The problem of text altered to change meaning goes back much earlier for me. Editing can so easily be a destructive act. In the analogue world as much as the digital. Almost thirty years ago in a pre-recorded TV program I had a statement about writing poetry of land that was cut, changing meaning. It was supposed to be yoked with a statement about the fact that there are things I cannot speak of because I do not have that right, but that bit was left on the editor’s floor. A very specific act of politically altering context to suit a vision that was not mine. Not knowing it might happen was naive on my part.

It’s incredible how no matter what you feel language will do in a poem to direct itself (and create its own meanings out of ambiguity and despite ambiguity), a statement by an author might direct the way it is read. An edited statement will direct or redirect as well. When that statement has been messed with, a different intent and ‘meaning’ attaches itself like rotten discourse or propaganda.

I wish I’d known all this when I started publishing poetry—I would have been more wary and maybe even written in a different way. But I am aware now, and grow more aware by the day, and my poems are given their own voice even when they are at their most rhetorical to find a way through to their own truths, their own evocations of language as a challenge to received thinking.

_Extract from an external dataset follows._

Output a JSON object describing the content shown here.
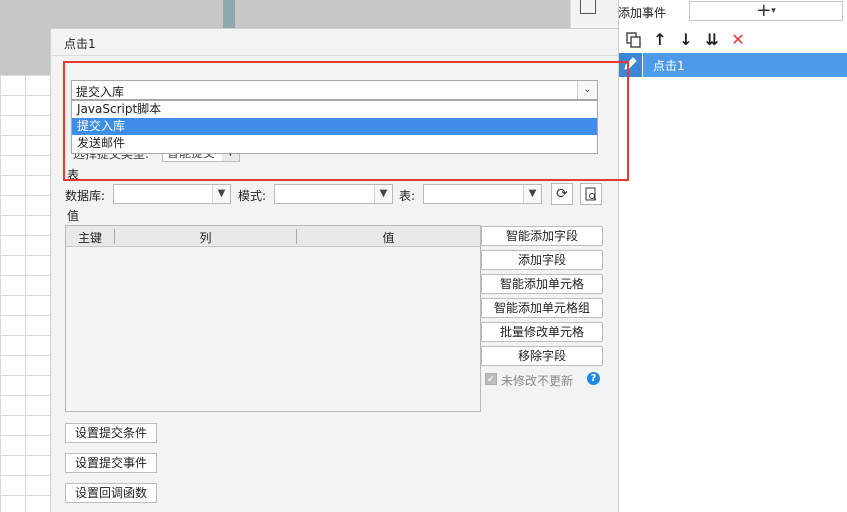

But hold on, no, ChatGPT has invented a new me I don’t recognise and will never accept or even acknowledge. And as a corollary to all this, I would add that how we receive a poem so very much affects how we read it. I read Ezra Pound at a young age and became entangled in his cantos, only slowly unravelling their bigotries to the point of rejection. But I had been ‘sold’ on their modernist necessity. They turned out to be very different in intent from what I was ‘told’, and how I was told to receive them. So it’s not only the manipulation of what we write that I wish I’d known about but also about how we are presented with what to read and how we access it. No matter what the poem, question its origins, context and purpose.